We had dinner with-o him. It was fun, discussing politics with-easy child, having salads ... listening to the crashing going on upstairs.

difficult child came down 1/2 hr later, calmed down, and ate some prefab corn chicken quesadillas.

Another day in our household ...
 

trinityroyal

Well-Known Member
Ahhh, the stripping of the room. Sorry difficult child is still so volatile. I really hope that you get clear information from the psychiatrists and assessors soon, so that you can start to pinoint what's going on with him.

Glad to hear that you carried on with dinner as normal (well, as normal as possible in the circs) while difficult child raged upstairs.

The baseball card incident gets me thinking though...difficult child loved having his room cleared. I suspect that having no stuff, having a clear visual field in front of him with nothing to see, interpret or organize in his head was a relief to him. Then having one stray baseball card...no doubt it defied his sense of order and he felt a really strong urge to put it away and impose complete order on his surroundings. The pitching of the fit was totally inappropriate though. I wonder if there's a way to help your difficult child express whether he feels that way.

I know that for me, clutter literally short circuits my head. I feel--and hear--a little static electrical buzz every time I look at piles of disorganized stuff. Usually I reach a trigger point where I have to tear a room apart and rebuild it from the floor up. With your difficult child possibly on the Autism Spectrum Disorders (ASD) spectrum, I wonder if he has something similar...

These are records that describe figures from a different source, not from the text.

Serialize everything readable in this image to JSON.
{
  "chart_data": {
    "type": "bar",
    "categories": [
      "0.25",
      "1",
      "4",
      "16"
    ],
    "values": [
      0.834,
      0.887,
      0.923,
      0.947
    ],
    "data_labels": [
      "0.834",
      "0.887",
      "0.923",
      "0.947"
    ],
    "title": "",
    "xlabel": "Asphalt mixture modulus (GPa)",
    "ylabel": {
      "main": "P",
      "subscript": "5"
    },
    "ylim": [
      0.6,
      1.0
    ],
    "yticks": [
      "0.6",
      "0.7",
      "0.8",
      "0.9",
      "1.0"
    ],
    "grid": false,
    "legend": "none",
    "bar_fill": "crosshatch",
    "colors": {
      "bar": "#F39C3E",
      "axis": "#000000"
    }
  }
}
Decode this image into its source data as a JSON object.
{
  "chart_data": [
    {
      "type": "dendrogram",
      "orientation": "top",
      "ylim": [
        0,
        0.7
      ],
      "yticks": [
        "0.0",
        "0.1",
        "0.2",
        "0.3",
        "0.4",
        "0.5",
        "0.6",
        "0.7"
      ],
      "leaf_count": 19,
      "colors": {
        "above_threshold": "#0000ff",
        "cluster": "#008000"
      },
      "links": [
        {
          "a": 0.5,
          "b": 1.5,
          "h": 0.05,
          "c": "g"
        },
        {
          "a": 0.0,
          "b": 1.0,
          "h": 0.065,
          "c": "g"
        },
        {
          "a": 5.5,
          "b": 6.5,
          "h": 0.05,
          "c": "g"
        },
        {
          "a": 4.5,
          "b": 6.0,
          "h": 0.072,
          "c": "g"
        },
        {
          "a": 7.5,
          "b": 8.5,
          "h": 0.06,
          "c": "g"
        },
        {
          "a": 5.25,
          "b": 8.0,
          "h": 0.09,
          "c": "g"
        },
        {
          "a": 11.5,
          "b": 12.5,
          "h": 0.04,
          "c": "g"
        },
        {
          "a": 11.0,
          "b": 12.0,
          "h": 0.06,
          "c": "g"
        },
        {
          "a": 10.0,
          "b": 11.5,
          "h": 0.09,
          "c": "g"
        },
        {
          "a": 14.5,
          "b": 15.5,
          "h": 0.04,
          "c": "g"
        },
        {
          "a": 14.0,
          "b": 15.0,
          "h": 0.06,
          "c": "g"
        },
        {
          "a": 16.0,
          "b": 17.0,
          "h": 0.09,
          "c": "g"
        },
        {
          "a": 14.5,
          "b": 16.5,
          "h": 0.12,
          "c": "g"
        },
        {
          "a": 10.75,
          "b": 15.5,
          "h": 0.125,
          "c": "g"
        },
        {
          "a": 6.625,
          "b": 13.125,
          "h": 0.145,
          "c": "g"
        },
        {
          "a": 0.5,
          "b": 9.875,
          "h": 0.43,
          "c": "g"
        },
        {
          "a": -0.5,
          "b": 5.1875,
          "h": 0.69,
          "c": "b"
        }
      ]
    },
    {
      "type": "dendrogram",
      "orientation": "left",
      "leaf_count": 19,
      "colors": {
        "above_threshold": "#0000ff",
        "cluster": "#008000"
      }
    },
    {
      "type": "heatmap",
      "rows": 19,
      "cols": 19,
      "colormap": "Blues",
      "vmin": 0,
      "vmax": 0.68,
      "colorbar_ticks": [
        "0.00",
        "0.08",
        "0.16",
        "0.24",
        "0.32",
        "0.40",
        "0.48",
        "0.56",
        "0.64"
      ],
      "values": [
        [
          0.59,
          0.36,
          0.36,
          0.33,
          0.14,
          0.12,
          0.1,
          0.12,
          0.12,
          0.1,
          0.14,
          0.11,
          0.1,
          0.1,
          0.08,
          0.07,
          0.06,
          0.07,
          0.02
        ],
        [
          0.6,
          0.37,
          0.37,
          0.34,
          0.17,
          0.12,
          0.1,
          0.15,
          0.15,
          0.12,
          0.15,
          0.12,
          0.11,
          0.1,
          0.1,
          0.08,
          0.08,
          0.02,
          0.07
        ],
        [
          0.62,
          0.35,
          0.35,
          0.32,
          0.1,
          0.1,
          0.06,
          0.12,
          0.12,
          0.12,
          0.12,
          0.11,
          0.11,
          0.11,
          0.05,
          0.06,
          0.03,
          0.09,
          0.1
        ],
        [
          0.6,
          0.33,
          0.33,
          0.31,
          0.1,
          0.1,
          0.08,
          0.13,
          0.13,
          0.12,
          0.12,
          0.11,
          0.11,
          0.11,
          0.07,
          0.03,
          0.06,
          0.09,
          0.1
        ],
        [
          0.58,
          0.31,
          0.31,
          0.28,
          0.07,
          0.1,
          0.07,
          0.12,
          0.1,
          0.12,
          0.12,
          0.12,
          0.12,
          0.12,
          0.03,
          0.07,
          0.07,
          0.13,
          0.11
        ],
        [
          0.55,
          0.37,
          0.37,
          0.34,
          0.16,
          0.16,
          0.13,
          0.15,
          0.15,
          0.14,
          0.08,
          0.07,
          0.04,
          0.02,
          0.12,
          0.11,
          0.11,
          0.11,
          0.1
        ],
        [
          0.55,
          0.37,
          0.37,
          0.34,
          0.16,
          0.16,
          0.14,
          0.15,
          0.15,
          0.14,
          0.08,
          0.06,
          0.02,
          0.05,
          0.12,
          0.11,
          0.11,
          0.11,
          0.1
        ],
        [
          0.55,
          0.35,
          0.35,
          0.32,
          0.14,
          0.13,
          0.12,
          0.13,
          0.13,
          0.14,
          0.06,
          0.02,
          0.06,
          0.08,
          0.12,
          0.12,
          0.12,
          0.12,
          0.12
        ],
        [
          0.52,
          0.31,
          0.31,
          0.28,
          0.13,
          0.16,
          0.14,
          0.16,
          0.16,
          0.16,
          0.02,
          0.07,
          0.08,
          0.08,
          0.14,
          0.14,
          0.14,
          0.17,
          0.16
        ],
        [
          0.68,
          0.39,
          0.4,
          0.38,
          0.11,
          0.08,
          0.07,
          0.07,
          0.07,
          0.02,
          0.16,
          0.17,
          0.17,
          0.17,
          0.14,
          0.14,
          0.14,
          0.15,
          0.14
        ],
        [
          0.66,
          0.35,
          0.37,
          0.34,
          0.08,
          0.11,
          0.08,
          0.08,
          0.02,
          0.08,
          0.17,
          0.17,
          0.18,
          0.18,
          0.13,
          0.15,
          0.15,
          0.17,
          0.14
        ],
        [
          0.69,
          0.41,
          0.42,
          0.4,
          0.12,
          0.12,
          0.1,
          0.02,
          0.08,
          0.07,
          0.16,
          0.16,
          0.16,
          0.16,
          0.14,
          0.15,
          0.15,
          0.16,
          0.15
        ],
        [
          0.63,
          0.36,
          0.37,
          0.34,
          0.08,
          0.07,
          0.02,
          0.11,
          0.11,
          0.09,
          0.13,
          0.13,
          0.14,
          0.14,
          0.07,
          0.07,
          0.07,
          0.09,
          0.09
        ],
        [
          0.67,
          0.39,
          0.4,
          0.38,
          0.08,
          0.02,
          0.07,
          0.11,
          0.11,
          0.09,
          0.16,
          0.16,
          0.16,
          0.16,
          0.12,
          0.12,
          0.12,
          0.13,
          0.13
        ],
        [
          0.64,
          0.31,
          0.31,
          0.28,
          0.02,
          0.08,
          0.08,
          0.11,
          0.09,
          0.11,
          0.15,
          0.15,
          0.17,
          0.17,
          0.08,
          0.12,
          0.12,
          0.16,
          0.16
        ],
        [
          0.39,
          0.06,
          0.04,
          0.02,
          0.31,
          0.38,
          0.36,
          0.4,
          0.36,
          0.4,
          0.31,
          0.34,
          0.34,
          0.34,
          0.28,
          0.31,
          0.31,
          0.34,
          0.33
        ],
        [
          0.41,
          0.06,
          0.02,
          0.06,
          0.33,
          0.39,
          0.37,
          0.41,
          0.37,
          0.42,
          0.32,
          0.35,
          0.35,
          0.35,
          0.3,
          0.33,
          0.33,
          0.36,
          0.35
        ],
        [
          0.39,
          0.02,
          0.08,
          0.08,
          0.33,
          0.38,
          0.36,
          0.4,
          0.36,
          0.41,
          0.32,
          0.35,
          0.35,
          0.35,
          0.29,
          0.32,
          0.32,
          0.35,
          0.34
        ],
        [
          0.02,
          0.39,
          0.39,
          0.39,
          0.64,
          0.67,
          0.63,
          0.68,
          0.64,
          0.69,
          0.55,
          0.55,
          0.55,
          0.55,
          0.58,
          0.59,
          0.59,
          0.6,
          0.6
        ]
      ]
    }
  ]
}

Sorry for the rambling. I'm having a very hard time focusing today, but I wanted to get these thoughts out.

Trinity
 

TerryJ2

Well-Known Member
Shari and Trinity, LOL!
Glad you got the sarcasm ...

Yes, Trinity, he does feel better when it's cleaned up. However, when I try to clean with-him, he has fits and doesn't want me touching anything. When I tell him to clean it, he says "NO!" and turns his back on me. I try to work together with-him ... I really do need to get a better grasp of what is going on in his head. I wish I could get him to communicate better.
He loves to yell "NO!" no matter what. I can never tell when he's serious and when he's defiant and when he's playing. I ask him and he glares at me.
This a.m. I told him, nicely, to take out the dogs. Of course, he yelled, "NO!" I ignored him and figured I would do it later but I put their leashes on just in case, to make it easier for him. Lo and behold, he did it!
Anyway, yes, clutter makes everyone crazy. It's so nice to walk by his rm and actually be able to see the floor, and not to smell urine. :)

Thanks for keeping me company here until the big mtng tomorrow ...

:autumn:
 

trinityroyal

Well-Known Member
he does feel better when it's cleaned up. However, when I try to clean with-him, he has fits and doesn't want me touching anything. When I tell him to clean it, he says "NO!" and turns his back on me. I try to work together with-him ...

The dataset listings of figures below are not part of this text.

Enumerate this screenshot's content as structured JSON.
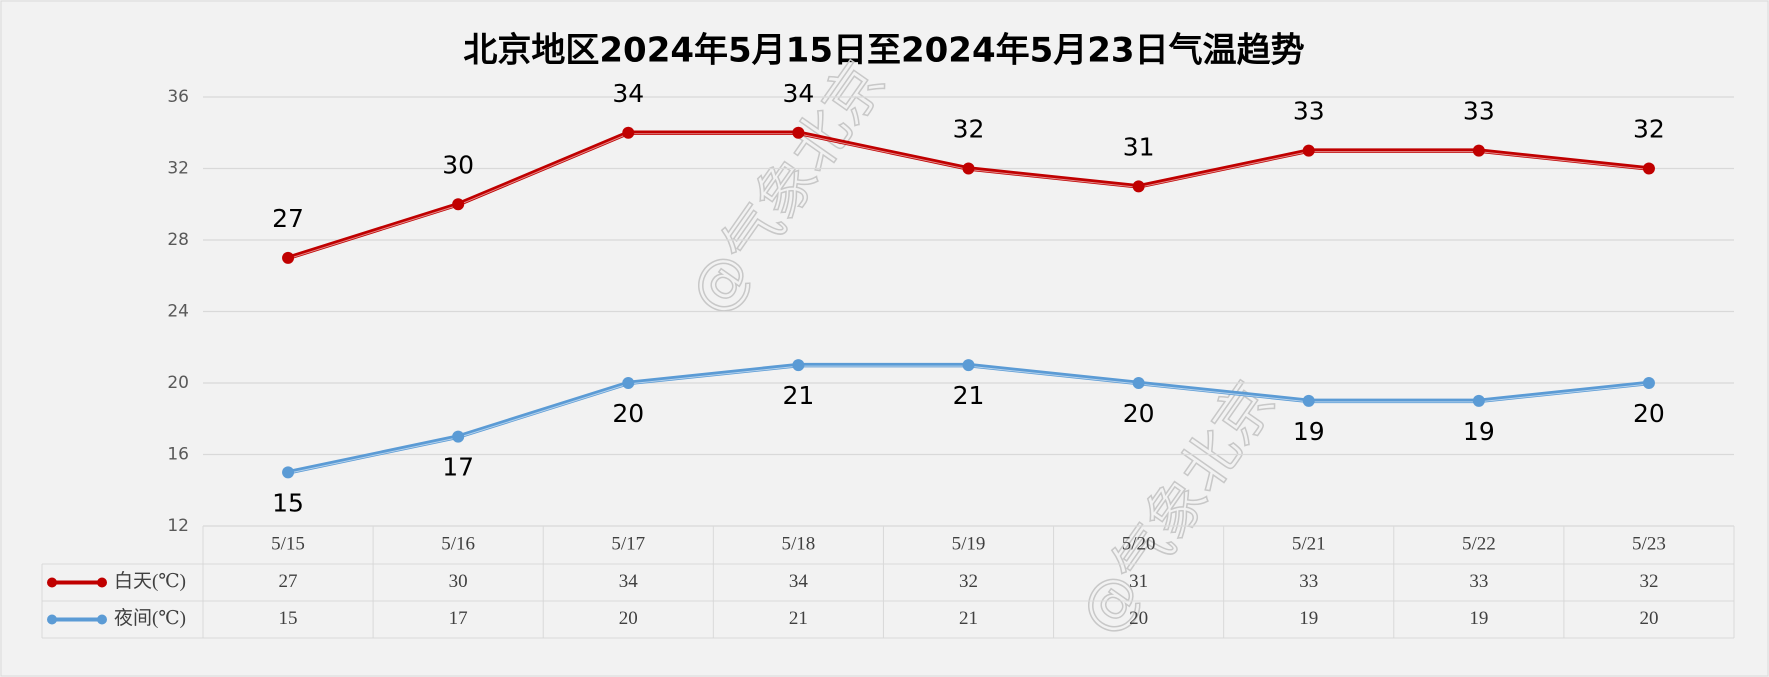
{
  "chart_data": {
    "type": "line",
    "title": "北京地区2024年5月15日至2024年5月23日气温趋势",
    "watermark": "@气象北京",
    "categories": [
      "5/15",
      "5/16",
      "5/17",
      "5/18",
      "5/19",
      "5/20",
      "5/21",
      "5/22",
      "5/23"
    ],
    "series": [
      {
        "name": "白天(℃)",
        "color": "#c00000",
        "values": [
          27,
          30,
          34,
          34,
          32,
          31,
          33,
          33,
          32
        ],
        "label_position": "above"
      },
      {
        "name": "夜间(℃)",
        "color": "#5b9bd5",
        "values": [
          15,
          17,
          20,
          21,
          21,
          20,
          19,
          19,
          20
        ],
        "label_position": "below"
      }
    ],
    "ylim": [
      12,
      36
    ],
    "yticks": [
      12,
      16,
      20,
      24,
      28,
      32,
      36
    ],
    "grid": true,
    "data_table": true
  }
}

It's funny...when I used to try to get my difficult child to clean up his room I used to get boatloads of defiance, yelling, tantrums. When I tried to do it for him or with him, I got the old, "Mo-om, that's my most prized possession!" speech. It could have been a first edition Superman comic (worth a mint, I understand), or a wad of dirty socks...same response.

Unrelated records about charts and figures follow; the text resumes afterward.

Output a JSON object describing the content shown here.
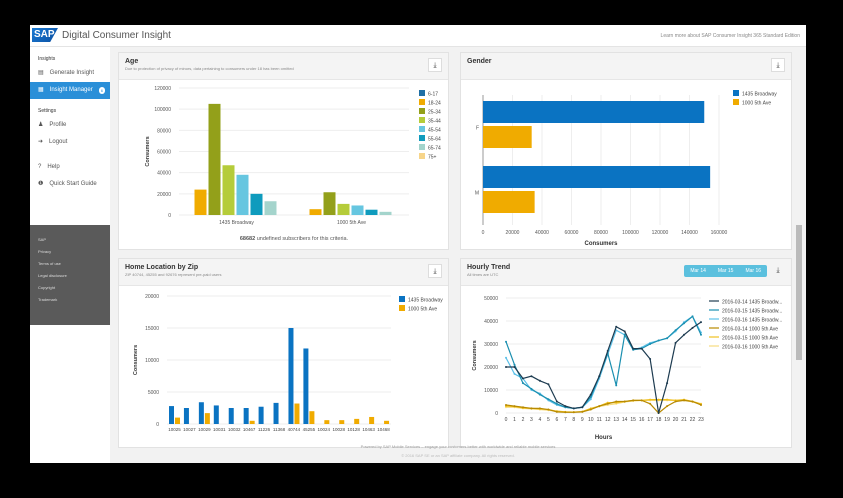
{
  "header": {
    "logo": "SAP",
    "title": "Digital Consumer Insight",
    "learn_more": "Learn more about SAP Consumer Insight 365 Standard Edition"
  },
  "sidebar": {
    "sections": [
      {
        "title": "Insights",
        "items": [
          {
            "label": "Generate Insight",
            "icon": "▤"
          },
          {
            "label": "Insight Manager",
            "icon": "▦",
            "badge": "6",
            "active": true
          }
        ]
      },
      {
        "title": "Settings",
        "items": [
          {
            "label": "Profile",
            "icon": "♟"
          },
          {
            "label": "Logout",
            "icon": "➜"
          },
          {
            "label": "Help",
            "icon": "?"
          },
          {
            "label": "Quick Start Guide",
            "icon": "❶"
          }
        ]
      }
    ],
    "footer_links": [
      "SAP",
      "Privacy",
      "Terms of use",
      "Legal disclosure",
      "Copyright",
      "Trademark"
    ]
  },
  "age": {
    "title": "Age",
    "subtitle": "Due to protection of privacy of minors, data pertaining to consumers under 18 has been omitted",
    "note_count": "68682",
    "note_text": " undefined subscribers for this criteria."
  },
  "gender": {
    "title": "Gender"
  },
  "zip": {
    "title": "Home Location by Zip",
    "subtitle": "ZIP 40744, 45255 and 92676 represent pre-paid users"
  },
  "hourly": {
    "title": "Hourly Trend",
    "subtitle": "All times are UTC",
    "days": [
      "Mar 14",
      "Mar 15",
      "Mar 16"
    ]
  },
  "footer": {
    "line1": "Powered by SAP Mobile Services – engage your customers better with worldwide and reliable mobile services",
    "line2": "© 2016 SAP SE or an SAP affiliate company. All rights reserved."
  },
  "chart_data": [
    {
      "type": "bar",
      "title": "Age",
      "ylabel": "Consumers",
      "ylim": [
        0,
        120000
      ],
      "yticks": [
        0,
        20000,
        40000,
        60000,
        80000,
        100000,
        120000
      ],
      "categories": [
        "1435 Broadway",
        "1000 5th Ave"
      ],
      "series": [
        {
          "name": "6-17",
          "color": "#1f6fa5",
          "values": [
            0,
            0
          ]
        },
        {
          "name": "18-24",
          "color": "#f0ab00",
          "values": [
            24000,
            5500
          ]
        },
        {
          "name": "25-34",
          "color": "#93a01a",
          "values": [
            105000,
            21500
          ]
        },
        {
          "name": "35-44",
          "color": "#b5cc3a",
          "values": [
            47000,
            10500
          ]
        },
        {
          "name": "45-54",
          "color": "#66c6e0",
          "values": [
            38000,
            9000
          ]
        },
        {
          "name": "55-64",
          "color": "#0f9bbd",
          "values": [
            20000,
            5000
          ]
        },
        {
          "name": "65-74",
          "color": "#a4d4cc",
          "values": [
            13000,
            3000
          ]
        },
        {
          "name": "75+",
          "color": "#f7d58a",
          "values": [
            0,
            0
          ]
        }
      ]
    },
    {
      "type": "bar",
      "orientation": "horizontal",
      "title": "Gender",
      "xlabel": "Consumers",
      "xlim": [
        0,
        160000
      ],
      "xticks": [
        0,
        20000,
        40000,
        60000,
        80000,
        100000,
        120000,
        140000,
        160000
      ],
      "categories": [
        "F",
        "M"
      ],
      "series": [
        {
          "name": "1435 Broadway",
          "color": "#0a73c2",
          "values": [
            150000,
            154000
          ]
        },
        {
          "name": "1000 5th Ave",
          "color": "#f0ab00",
          "values": [
            33000,
            35000
          ]
        }
      ]
    },
    {
      "type": "bar",
      "title": "Home Location by Zip",
      "ylabel": "Consumers",
      "ylim": [
        0,
        20000
      ],
      "yticks": [
        0,
        5000,
        10000,
        15000,
        20000
      ],
      "categories": [
        "10025",
        "10027",
        "10029",
        "10031",
        "10032",
        "10467",
        "11226",
        "11368",
        "40744",
        "45255",
        "10024",
        "10028",
        "10128",
        "10463",
        "10468"
      ],
      "series": [
        {
          "name": "1435 Broadway",
          "color": "#0a73c2",
          "values": [
            2800,
            2500,
            3400,
            2900,
            2500,
            2500,
            2700,
            3300,
            15000,
            11800,
            0,
            0,
            0,
            0,
            0
          ]
        },
        {
          "name": "1000 5th Ave",
          "color": "#f0ab00",
          "values": [
            1000,
            0,
            1700,
            0,
            0,
            500,
            0,
            0,
            3200,
            2000,
            600,
            600,
            800,
            1100,
            500
          ]
        }
      ]
    },
    {
      "type": "line",
      "title": "Hourly Trend",
      "xlabel": "Hours",
      "ylabel": "Consumers",
      "ylim": [
        0,
        50000
      ],
      "yticks": [
        0,
        10000,
        20000,
        30000,
        40000,
        50000
      ],
      "x": [
        0,
        1,
        2,
        3,
        4,
        5,
        6,
        7,
        8,
        9,
        10,
        11,
        12,
        13,
        14,
        15,
        16,
        17,
        18,
        19,
        20,
        21,
        22,
        23
      ],
      "series": [
        {
          "name": "2016-03-14 1435 Broadw...",
          "color": "#1d3b50",
          "values": [
            20000,
            20000,
            15000,
            16000,
            14000,
            12500,
            5000,
            3000,
            2000,
            2500,
            8000,
            16000,
            27000,
            37500,
            35500,
            28000,
            28000,
            23500,
            0,
            13000,
            30500,
            34000,
            37000,
            39500
          ]
        },
        {
          "name": "2016-03-15 1435 Broadw...",
          "color": "#1a8fb0",
          "values": [
            31000,
            21000,
            13000,
            10500,
            8000,
            6000,
            4000,
            2500,
            2000,
            2500,
            7000,
            16000,
            26000,
            12000,
            34000,
            27500,
            28000,
            30000,
            31500,
            32500,
            36000,
            39000,
            42000,
            34000
          ]
        },
        {
          "name": "2016-03-16 1435 Broadw...",
          "color": "#5bc0e8",
          "values": [
            24000,
            17000,
            15000,
            10000,
            8500,
            5500,
            3500,
            2500,
            2000,
            2500,
            6000,
            15000,
            25500,
            36000,
            34000,
            27500,
            28500,
            30500,
            31500,
            32500,
            35500,
            39500,
            42000,
            35000
          ]
        },
        {
          "name": "2016-03-14 1000 5th Ave",
          "color": "#b88a00",
          "values": [
            3500,
            3000,
            2500,
            2000,
            2000,
            1500,
            500,
            300,
            300,
            500,
            1500,
            3000,
            4000,
            5000,
            5000,
            5500,
            5500,
            4000,
            0,
            3000,
            5000,
            5500,
            5000,
            3500
          ]
        },
        {
          "name": "2016-03-15 1000 5th Ave",
          "color": "#f0c020",
          "values": [
            3000,
            2800,
            2200,
            2000,
            1800,
            1500,
            800,
            500,
            400,
            600,
            2000,
            3000,
            4500,
            4500,
            5000,
            5500,
            5500,
            5800,
            5800,
            5800,
            5500,
            5800,
            5000,
            4000
          ]
        },
        {
          "name": "2016-03-16 1000 5th Ave",
          "color": "#f7dc80",
          "values": [
            2500,
            2500,
            2000,
            1800,
            1500,
            1200,
            700,
            500,
            400,
            600,
            1800,
            2800,
            3500,
            4000,
            4800,
            5200,
            5500,
            5500,
            5500,
            5500,
            5500,
            5500,
            4800,
            3800
          ]
        }
      ]
    }
  ]
}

So...I started tossing his room when he wasn't there. I would get rid of absolutely EVERYTHING that I didn't think he needed. Most of the time, he never even noticed the things were gone, unless I made the mistake of leaving something lying around...then there would be hel* to pay.

The sense I got was that difficult child was afraid to make the wrong decision about his stuff. That if he let something go, all of a sudden it would become the world's hottest commodity and he would forever regret getting rid. Sigh!

(I'm lucky in that I'm ruthless with stuff. Otherwise, I suspect I would have the same stuff-paralysis as difficult child when I "remodel" a room)

Hope The Big Meeting tomorrow goes well, and that you get some answers!

Until then, sending many gentle hugs.
Trinity
 

TerryJ2

Well-Known Member
Ahhh! That reminds me, he found a bag of baseball cards I had missed. They are all over his floor. I have to run in and grab them b4 husband brings him home!!!